The Dallas-Fort Worth metro area is the big winner, according to a report from moveBuddha, which measured the number of people looking to move into each city versus moving out in the first half of 2022. Of the 20 Texas cities with the highest in-to-out ratios, eight of them were around DFW.
Only four were around Houston, and three near Austin, with one outside San Antonio and four that weren’t near any major metro.
Prosper, north of Dallas, had the highest ratio, with more than two and a half times as many people searching for a move to that city than residents looking to move away. The next two cities in the ranking were Winters, deep in the center of the state, and Mcallen, down on the border. No. 4 was the Austin suburb of Leander, and the DFW suburb of Euless rounded out the top five.

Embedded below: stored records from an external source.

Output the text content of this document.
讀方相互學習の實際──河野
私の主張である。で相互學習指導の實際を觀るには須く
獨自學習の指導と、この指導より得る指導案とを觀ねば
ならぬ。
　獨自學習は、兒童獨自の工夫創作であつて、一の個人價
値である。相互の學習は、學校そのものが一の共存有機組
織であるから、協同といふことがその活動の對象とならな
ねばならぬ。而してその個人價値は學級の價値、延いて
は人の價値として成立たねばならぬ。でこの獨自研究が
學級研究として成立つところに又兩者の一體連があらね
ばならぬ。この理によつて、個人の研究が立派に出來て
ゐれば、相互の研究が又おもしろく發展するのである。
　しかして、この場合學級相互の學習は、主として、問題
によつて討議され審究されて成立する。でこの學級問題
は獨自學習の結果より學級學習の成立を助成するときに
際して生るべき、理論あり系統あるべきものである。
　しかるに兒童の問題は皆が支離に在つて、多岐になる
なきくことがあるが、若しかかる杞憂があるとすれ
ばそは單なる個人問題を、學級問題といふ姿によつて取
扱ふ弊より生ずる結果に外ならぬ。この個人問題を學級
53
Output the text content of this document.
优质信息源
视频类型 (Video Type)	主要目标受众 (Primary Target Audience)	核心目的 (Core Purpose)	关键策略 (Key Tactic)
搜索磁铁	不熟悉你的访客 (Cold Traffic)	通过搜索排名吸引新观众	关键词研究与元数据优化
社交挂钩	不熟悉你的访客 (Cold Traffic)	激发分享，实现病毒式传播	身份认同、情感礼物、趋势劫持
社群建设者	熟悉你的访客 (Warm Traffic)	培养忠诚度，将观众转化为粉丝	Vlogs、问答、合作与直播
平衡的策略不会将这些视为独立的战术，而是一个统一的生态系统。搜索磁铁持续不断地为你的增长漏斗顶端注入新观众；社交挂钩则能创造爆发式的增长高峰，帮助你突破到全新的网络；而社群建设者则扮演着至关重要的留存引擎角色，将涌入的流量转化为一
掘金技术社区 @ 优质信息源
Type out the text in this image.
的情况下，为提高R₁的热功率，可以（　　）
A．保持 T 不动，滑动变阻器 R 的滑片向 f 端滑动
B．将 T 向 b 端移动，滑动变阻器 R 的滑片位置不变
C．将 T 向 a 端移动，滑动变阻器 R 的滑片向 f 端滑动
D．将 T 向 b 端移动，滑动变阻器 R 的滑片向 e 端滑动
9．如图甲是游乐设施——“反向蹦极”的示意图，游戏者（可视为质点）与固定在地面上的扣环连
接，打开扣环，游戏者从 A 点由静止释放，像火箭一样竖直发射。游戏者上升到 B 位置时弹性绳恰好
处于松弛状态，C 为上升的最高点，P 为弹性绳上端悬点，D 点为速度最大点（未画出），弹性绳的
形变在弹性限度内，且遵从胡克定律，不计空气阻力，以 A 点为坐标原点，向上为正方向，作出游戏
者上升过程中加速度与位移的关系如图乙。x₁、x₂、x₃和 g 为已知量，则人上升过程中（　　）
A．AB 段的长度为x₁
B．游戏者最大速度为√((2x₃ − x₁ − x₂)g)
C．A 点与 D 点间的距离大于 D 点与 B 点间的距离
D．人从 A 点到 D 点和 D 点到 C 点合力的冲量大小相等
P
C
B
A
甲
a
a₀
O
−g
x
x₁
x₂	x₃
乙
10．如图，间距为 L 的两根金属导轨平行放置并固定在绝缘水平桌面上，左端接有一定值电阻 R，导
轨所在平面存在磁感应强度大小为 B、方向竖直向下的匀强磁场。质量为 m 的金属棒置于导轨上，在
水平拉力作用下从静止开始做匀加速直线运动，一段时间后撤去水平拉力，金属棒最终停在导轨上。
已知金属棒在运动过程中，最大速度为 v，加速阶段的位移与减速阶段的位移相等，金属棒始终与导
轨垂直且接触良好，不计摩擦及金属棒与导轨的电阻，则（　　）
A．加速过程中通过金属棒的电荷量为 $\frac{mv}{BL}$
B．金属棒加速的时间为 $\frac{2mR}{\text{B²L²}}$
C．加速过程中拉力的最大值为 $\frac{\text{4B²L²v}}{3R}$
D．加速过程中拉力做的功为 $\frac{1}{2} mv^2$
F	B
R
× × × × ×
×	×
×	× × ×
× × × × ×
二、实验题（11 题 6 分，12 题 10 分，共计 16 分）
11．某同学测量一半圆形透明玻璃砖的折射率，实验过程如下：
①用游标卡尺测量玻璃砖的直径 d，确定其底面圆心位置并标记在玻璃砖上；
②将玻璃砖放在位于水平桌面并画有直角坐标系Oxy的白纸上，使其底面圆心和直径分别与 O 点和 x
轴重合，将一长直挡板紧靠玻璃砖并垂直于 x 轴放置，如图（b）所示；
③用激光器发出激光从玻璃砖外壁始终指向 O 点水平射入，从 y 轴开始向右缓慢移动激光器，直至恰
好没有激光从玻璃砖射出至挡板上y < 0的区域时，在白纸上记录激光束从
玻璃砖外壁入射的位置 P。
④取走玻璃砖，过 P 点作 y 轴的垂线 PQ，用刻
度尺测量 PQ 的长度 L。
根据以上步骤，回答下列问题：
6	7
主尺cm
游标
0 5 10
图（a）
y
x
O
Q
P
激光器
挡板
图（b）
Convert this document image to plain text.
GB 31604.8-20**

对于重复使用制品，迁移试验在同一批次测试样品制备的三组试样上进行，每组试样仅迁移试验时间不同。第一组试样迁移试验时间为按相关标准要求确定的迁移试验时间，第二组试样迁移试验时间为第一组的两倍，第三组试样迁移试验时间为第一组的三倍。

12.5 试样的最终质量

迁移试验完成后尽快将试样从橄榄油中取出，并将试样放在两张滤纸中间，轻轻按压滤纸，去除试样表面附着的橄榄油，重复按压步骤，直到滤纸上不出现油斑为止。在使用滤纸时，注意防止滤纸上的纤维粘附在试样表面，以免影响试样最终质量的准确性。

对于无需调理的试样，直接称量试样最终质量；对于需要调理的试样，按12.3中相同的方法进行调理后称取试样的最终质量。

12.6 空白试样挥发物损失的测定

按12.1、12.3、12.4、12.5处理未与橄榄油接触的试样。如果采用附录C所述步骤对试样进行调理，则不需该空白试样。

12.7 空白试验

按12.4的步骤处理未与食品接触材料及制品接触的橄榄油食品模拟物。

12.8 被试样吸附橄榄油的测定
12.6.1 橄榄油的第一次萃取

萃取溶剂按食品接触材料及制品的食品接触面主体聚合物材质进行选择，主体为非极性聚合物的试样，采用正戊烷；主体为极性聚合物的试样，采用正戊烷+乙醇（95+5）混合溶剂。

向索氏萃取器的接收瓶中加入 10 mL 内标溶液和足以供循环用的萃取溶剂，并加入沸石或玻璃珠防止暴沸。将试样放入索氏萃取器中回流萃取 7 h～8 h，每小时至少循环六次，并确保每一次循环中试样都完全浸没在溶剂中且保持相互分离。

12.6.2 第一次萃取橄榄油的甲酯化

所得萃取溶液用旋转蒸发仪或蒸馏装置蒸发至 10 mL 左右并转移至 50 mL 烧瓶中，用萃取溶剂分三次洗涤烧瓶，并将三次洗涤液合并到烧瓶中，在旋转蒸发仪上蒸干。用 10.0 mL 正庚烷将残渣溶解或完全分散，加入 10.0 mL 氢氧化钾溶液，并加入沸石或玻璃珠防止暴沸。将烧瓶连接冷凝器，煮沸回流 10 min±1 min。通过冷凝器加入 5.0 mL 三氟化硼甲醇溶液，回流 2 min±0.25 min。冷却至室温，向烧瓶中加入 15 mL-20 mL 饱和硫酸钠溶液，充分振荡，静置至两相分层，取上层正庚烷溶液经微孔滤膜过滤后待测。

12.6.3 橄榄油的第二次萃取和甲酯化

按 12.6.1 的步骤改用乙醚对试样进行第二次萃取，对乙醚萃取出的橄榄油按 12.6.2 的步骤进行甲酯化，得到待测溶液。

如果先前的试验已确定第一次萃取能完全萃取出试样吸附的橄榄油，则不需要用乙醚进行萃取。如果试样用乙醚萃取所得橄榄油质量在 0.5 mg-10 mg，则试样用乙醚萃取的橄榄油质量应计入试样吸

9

Some parts of Texas are seeing growing interest among potential relocators, according to the report, while others are starting to lose their shine.
Leander saw the biggest increase in interest with a 128.6 percent jump in its in-bound search ratio from 2021. Fort Worth marked a 71 percent increase and McKinney, north of Dallas, had a 62.6 percent rise, followed by Houston’s Sugar Land and Spring suburbs rounding out the top five with increases of 57 percent and 45.7 percent, respectively.
Cities that are losing their luster include Houston’s Pearland, which experienced a 34.5 percent drop in interest from 2021, the DFW suburbs of Plano and Frisco, which had drops of 38 percent and 46.5 percent, respectively, and Austin’s Cedar Park, which saw a drop of more than 45 percent. But potential movers soured most on the capital city suburb of Round Rock, which suffered a nearly 104 percent plunge in its inbound search ratio over the past year, according to the report.
Despite some parts of the DFW metro area recently flipping to a buyer’s market at the high end, most parts of the North Texas market still have a limited inventory of more affordable homes. That tight inventory, coupled with persistent demand, has driven up home prices beyond what many locals can afford.
Homes on average across the DFW metro were about $501,000 as of March 22, according to the report, and some cities like Prosper have reached average home prices as high as $828,000 — a significant jump from just two years ago. But what’s unaffordable to locals can still look like a bargain to someone from out-of-state.
About 24 percent of all queries for moves to Texas in the first half of 2022 came from California, where home prices are even higher than in the Lone Star State.
“Looking purely at queries for moves into the most popular city, Prosper, 40% are from California,” said moveBuddha’s Kristen Klepac.
The average home price in comparable California cities is $1.2 million, she noted, while the average home price in Prosper is “only” $828,000 — a 44 percent discount.